MapR Brings Search To HadoopMapR Brings Search To Hadoop
MapR brings new power to HBase, taps LucidWorks to integrate Apache Lucene/Solr search into M7 Hadoop distribution.
Last fall MapR set out to improve on HBase, Hadoop's built-in NoSQL database. On Wednesday it delivered on that promise and it announced a next move: integrating search capabilities with its M7 Hadoop distribution with partner LucidWorks.
With the latest MapR M7 release, available immediately, the company says it has delivered higher performance and easier administration for both Hadoop and HBase by forging its own path on certain aspects of Hadoop infrastructure and administration. Specifically, M7 does away with region servers, table splits and merges, and data compaction steps tied to standard Apache software. Instead it implements an architecture exclusive to MapR for snapshotting, high availability and system recovery.
"We've eliminated the tradeoffs that organizations face in terms of getting scale, consistency, reliability and continuous low-latency performance in one solution, but M7 works across all these dimensions," MapR VP of marketing Jack Norris told information.

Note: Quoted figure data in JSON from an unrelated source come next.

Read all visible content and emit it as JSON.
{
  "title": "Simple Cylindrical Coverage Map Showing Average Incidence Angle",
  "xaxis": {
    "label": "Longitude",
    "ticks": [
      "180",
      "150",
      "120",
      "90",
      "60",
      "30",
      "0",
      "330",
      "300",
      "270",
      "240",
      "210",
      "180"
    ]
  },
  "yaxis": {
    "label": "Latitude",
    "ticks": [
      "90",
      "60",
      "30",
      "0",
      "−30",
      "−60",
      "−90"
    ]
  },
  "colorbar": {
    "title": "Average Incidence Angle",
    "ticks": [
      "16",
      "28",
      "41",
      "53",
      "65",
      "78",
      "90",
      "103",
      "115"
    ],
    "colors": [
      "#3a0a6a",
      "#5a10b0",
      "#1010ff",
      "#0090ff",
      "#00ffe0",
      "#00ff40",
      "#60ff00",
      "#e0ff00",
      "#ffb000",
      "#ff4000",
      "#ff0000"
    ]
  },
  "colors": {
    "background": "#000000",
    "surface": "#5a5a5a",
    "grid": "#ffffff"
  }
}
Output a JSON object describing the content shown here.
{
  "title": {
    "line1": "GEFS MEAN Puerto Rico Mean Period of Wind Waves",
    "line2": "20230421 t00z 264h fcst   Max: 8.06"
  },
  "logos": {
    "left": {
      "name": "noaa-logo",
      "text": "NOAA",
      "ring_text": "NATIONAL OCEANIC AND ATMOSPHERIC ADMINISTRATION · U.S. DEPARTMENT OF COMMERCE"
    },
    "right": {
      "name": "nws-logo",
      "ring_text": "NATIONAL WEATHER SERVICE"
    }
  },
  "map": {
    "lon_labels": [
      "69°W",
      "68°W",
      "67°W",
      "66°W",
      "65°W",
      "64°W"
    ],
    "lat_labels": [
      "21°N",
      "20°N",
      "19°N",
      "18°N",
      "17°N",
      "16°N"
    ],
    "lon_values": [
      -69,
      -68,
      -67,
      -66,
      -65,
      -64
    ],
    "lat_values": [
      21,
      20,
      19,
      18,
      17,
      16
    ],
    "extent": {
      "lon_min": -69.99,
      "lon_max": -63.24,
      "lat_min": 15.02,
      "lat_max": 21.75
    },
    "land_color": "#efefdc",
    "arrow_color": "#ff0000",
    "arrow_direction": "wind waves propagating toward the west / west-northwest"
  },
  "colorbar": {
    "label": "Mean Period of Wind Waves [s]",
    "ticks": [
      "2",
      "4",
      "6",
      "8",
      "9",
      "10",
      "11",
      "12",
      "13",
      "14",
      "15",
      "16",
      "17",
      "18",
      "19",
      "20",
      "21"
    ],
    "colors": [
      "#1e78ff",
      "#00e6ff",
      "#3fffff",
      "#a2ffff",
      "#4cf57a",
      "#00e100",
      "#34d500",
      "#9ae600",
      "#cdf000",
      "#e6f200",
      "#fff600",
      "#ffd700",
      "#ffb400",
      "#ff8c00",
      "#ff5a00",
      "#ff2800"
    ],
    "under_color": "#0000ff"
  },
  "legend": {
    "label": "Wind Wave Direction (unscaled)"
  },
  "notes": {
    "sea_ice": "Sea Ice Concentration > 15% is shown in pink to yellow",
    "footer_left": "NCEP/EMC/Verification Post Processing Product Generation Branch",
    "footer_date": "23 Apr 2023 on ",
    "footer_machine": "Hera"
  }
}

MapR points to advantages including instant recovery from hardware or software errors, the ability to do online schema modifications for HBase applications, and performance specs exceeding 1 million operations per second on a 10-node Hadoop cluster.
[ Want more on improvements to Hadoop's NoSQL database? Read MapR Promises A Better HBase. ]

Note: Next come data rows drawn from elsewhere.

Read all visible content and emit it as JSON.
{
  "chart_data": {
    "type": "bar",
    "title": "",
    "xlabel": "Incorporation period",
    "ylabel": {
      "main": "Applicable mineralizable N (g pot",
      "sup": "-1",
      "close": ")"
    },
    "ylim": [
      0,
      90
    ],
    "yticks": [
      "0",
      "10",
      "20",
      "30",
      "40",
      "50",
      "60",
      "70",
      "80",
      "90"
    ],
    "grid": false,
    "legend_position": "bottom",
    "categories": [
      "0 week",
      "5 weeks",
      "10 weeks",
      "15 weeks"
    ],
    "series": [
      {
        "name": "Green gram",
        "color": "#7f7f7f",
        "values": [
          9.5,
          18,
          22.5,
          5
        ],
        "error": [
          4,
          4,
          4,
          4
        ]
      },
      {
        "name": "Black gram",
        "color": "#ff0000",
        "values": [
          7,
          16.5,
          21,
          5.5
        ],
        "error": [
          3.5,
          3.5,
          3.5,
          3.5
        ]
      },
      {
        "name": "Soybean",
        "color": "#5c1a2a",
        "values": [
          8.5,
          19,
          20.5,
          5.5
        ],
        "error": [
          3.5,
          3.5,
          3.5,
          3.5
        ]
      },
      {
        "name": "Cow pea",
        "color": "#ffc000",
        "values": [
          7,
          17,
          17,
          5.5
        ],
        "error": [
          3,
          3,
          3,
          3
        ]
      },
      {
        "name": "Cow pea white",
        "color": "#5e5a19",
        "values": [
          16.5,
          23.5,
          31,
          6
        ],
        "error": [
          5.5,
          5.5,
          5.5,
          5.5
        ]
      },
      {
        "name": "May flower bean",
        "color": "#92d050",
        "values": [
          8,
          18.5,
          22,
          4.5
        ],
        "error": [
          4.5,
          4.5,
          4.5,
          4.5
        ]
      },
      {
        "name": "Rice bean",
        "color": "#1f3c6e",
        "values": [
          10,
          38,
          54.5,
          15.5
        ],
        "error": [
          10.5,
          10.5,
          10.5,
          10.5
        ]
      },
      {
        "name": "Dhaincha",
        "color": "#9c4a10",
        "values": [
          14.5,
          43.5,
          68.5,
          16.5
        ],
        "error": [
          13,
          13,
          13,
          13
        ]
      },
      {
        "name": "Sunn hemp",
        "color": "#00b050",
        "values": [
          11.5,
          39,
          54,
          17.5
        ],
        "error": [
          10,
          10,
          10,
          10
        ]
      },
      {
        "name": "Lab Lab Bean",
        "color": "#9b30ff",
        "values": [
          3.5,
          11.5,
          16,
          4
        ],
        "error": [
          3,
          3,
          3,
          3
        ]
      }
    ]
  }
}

To support search, MapR introduced the beta offering of LucidWorks Search software integrated with the M7 platform. The search technologies will be optional, and plans call for general release next quarter. LucidWorks offers a supported software distribution, consulting and training for open source Apache Lucene/Solr search, and it adds commercial development platforms designed to simplify and accelerate the building of search applications.
With search integrated directly with Hadoop, customers will have an easier time building out recommendation engines for retail scenarios, fraud-detection for financial transactions and predictive applications for any number of industries, according to Norris.

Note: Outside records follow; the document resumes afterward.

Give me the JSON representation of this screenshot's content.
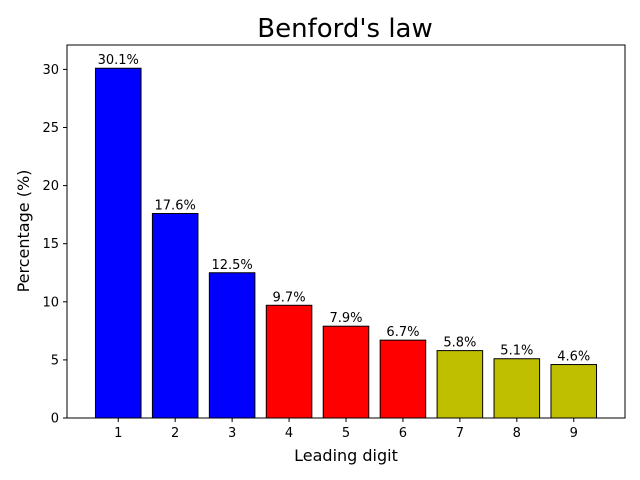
{
  "chart_data": {
    "type": "bar",
    "title": "Benford's law",
    "xlabel": "Leading digit",
    "ylabel": "Percentage (%)",
    "categories": [
      "1",
      "2",
      "3",
      "4",
      "5",
      "6",
      "7",
      "8",
      "9"
    ],
    "values": [
      30.1,
      17.6,
      12.5,
      9.7,
      7.9,
      6.7,
      5.8,
      5.1,
      4.6
    ],
    "data_labels": [
      "30.1%",
      "17.6%",
      "12.5%",
      "9.7%",
      "7.9%",
      "6.7%",
      "5.8%",
      "5.1%",
      "4.6%"
    ],
    "bar_colors": [
      "#0000ff",
      "#0000ff",
      "#0000ff",
      "#ff0000",
      "#ff0000",
      "#ff0000",
      "#bfbf00",
      "#bfbf00",
      "#bfbf00"
    ],
    "bar_edge_color": "#000000",
    "ylim": [
      0,
      32.1
    ],
    "yticks": [
      0,
      5,
      10,
      15,
      20,
      25,
      30
    ],
    "grid": false,
    "legend": "none"
  }
}
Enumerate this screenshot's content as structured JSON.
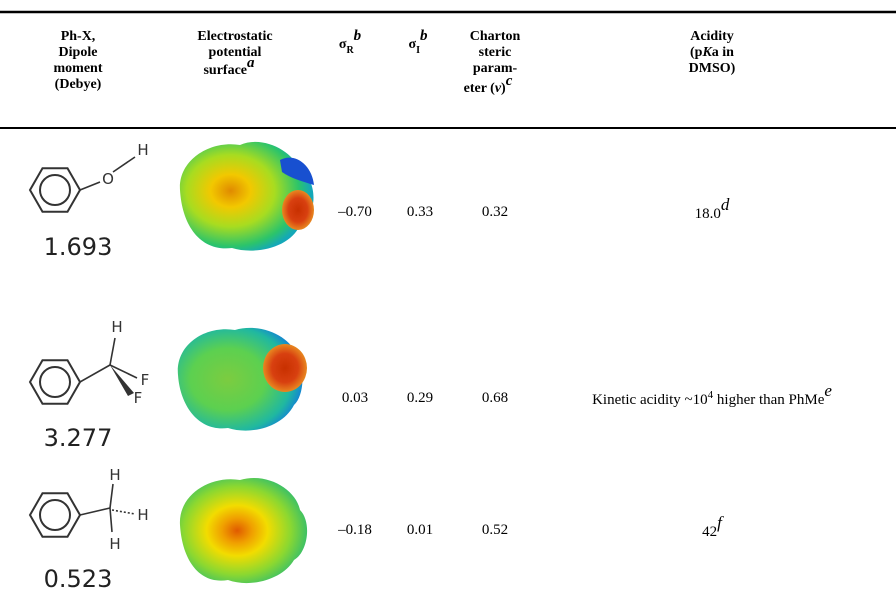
{
  "header": {
    "dipole": [
      "Ph-X,",
      "Dipole",
      "moment",
      "(Debye)"
    ],
    "esp": {
      "lines": [
        "Electrostatic",
        "potential",
        "surface"
      ],
      "note": "a"
    },
    "sigma_r": {
      "symbol": "σ",
      "sub": "R",
      "note": "b"
    },
    "sigma_i": {
      "symbol": "σ",
      "sub": "I",
      "note": "b"
    },
    "charton": {
      "lines": [
        "Charton",
        "steric",
        "param-",
        "eter ("
      ],
      "symbol": "v",
      "close": ")",
      "note": "c"
    },
    "acidity": {
      "line1": "Acidity",
      "open": "(p",
      "k": "K",
      "rest": "a in",
      "line3": "DMSO)"
    }
  },
  "rows": [
    {
      "atoms": [
        "O",
        "H"
      ],
      "dipole": "1.693",
      "sigma_r": "–0.70",
      "sigma_i": "0.33",
      "charton": "0.32",
      "acidity": {
        "text": "18.0",
        "note": "d"
      }
    },
    {
      "atoms": [
        "H",
        "F",
        "F"
      ],
      "dipole": "3.277",
      "sigma_r": "0.03",
      "sigma_i": "0.29",
      "charton": "0.68",
      "acidity": {
        "text": "Kinetic acidity ~10",
        "sup": "4",
        "text2": " higher than PhMe",
        "note": "e"
      }
    },
    {
      "atoms": [
        "H",
        "H",
        "H"
      ],
      "dipole": "0.523",
      "sigma_r": "–0.18",
      "sigma_i": "0.01",
      "charton": "0.52",
      "acidity": {
        "text": "42",
        "note": "f"
      }
    }
  ]
}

"You could do some of these applications in a MapReduce framework, but if you need online performance, MapReduce latency is a problem and having a search platform is extremely useful," Norris explained. MapR can stream data from Hadoop clusters into the search engine from NFS, the file system used in M7 in place of HDFS.
LucidWorks offers an enterprise-hardened and secured version of Apache Lucene/Solr. The software provides a REST-based API, ODBC connectivity, provisions for LDAP and NIS security, and connections to HDFS and NFS among other features.
MapR will provide first-level support for the new search option, but LucidWorks will be available for deeper problem solving when tougher problems emerge, according to Norris. The cost of the LucidWorks Search option was not disclosed.